Yerel mahkemece davalının yukarıda açıklanan savunması zamanaşımı defi olarak kabul edilerek davanın zamanaşımı nedeniyle reddine karar ve­rilmiştir.

Zamanaşımı, bir talep ve dava hakkının kanunda belirtilen süre içinde kullanılmaması halinde usul hukukunca öngörülen şekilde ileri sürülmek ko­şuluyla borçluya borcunu ödememe imkânı veren bir hukuki müessesedir. Zamanaşımı bir itiraz olmayıp, defi bulunduğundan ileri sürülmedikçe hâkim tarafından doğrudan doğruya (res’en) göz önünde tutulamaz. Başka bir an­latımla zamanaşımı kişisel bir savunma nedeni olup, bütün öteki savunma­larda da olduğu gibi ve özellikle itiraz nedenlerinden farklı olarak savunulma-dığı zaman mahkemece res’en gözetilemez ve uygulanamaz. Zamanaşımı­nın davayı etkisiz bırakması kendiliğinden gerçekleşmemekte ve ancak borçlu iradesine bağlı bulunmaktadır.

Bu açıklamalar ışığında yeniden temyize konu olayımıza dönersek, dava­lının 12.05.2003 tarihli cevap dilekçesindeki savunmasının zamanaşımı defi olarak kabul edilmesi mümkün değildir. Davalının kullanmadığı defi nitelikli hakkının res’en gözetilmesi de mümkün olmadığına göre davacının anılan savunmayı zamanaşımı defi olarak yorumlayarak cevap vermiş olması da sonuca etkili görülmemiştir.
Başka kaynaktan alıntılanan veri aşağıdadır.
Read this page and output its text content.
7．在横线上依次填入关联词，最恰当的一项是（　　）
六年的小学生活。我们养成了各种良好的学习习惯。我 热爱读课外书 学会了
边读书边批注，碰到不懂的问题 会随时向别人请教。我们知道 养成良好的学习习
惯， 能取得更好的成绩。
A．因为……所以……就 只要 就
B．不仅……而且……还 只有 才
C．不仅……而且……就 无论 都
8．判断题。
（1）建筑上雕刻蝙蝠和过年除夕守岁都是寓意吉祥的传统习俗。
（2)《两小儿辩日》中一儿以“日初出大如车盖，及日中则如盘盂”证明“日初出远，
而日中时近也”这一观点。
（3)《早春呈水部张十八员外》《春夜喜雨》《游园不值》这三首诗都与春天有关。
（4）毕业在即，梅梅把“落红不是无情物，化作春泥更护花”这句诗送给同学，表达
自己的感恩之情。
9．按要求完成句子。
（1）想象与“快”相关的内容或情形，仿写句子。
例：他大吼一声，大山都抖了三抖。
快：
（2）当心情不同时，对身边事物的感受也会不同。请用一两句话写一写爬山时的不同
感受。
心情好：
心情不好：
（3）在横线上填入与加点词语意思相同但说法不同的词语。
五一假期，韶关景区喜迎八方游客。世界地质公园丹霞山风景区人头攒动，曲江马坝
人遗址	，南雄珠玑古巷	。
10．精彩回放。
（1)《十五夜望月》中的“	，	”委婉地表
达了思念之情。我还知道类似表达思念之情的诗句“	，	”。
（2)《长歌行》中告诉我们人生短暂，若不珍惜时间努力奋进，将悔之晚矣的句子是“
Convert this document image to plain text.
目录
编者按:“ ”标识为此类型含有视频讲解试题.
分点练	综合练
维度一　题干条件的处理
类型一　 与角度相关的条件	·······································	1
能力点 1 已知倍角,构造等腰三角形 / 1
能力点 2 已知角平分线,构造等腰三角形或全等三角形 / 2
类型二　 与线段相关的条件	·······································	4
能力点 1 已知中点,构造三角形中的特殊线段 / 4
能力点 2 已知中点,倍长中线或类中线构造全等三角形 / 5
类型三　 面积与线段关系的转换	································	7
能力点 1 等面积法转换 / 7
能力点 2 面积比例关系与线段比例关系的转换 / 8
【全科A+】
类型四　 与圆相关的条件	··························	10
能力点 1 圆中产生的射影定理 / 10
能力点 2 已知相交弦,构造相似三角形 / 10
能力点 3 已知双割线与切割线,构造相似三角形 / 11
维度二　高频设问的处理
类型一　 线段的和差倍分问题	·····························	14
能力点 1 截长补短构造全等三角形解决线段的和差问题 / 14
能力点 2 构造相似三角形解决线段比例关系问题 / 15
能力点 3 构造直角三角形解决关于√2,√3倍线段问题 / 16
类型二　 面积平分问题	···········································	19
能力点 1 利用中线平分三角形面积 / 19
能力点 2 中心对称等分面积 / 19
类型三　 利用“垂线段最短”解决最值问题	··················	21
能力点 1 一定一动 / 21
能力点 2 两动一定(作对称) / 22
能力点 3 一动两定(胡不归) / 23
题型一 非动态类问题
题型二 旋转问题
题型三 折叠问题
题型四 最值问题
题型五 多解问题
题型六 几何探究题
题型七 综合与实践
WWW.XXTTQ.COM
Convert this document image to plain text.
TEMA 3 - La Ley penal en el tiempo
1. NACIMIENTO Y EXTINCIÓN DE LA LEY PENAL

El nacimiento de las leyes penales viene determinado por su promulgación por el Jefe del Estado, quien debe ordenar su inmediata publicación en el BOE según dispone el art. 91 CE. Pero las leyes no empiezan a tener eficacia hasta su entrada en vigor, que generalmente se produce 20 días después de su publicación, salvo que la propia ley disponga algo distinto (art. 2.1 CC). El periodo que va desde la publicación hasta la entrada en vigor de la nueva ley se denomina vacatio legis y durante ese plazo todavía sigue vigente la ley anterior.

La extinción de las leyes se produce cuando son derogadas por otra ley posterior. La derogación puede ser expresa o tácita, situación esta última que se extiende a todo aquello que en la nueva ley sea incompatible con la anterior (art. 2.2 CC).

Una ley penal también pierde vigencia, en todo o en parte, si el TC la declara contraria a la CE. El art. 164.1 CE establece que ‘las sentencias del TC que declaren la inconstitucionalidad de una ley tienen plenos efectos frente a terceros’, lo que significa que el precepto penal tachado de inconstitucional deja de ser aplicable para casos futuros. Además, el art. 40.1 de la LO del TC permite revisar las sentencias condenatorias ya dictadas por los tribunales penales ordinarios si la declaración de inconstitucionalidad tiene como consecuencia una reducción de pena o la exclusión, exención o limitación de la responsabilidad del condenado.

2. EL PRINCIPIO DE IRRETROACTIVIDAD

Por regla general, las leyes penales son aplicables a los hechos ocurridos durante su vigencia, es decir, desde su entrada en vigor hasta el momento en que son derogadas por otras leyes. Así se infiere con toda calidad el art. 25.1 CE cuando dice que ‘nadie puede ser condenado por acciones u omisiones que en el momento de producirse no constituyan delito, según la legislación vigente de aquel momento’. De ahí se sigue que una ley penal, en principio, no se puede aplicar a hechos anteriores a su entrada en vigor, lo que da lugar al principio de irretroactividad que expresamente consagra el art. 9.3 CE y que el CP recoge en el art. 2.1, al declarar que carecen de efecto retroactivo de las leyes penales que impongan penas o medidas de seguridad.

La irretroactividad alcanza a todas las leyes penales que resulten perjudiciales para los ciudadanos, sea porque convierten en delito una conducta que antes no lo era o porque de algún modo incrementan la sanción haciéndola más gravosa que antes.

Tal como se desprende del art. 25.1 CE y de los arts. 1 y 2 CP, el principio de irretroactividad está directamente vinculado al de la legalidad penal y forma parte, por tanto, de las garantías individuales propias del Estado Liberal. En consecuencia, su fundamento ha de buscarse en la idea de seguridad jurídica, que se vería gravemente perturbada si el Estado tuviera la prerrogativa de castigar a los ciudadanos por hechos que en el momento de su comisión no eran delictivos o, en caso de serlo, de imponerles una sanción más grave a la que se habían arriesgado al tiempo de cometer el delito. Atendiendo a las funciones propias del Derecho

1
Yerel mahkemece işin esası incelenerek sonu­cuna göre karar verilmesi gerekirken davanın zamanaşımı nedeniyle redde­dilmiş olması usul ve yasaya aykırı olup bozmayı gerektirmiştir…) gerekçe­siyle bozularak dosya yerine geri çevrilmekle, yeniden yapılan yargılama so­nunda; mahkemece önceki kararda direnilmiştir.

Temyiz Eden: Davacı vekili

Hukuk Genel Kurulu’nca incelenerek direnme kararının süresinde temyiz edildiği anlaşıldıktan ve dosyadaki kâğıtlar okunduktan sonra gereği görü­şüldü:

Zamanaşımı, alacak hakkının belli bir süre kullanılmaması nedeniyle da­va edilebilme niteliğinden yoksun kalabilmesini ifade etmektedir. Bu tanım­dan da anlaşılacağı üzere zamanaşımı, alacak hakkını sona erdirmeyip, onu eksik bir borç haline dönüştürür, alacağın dava edilebilme niteliğini ortadan kaldırır.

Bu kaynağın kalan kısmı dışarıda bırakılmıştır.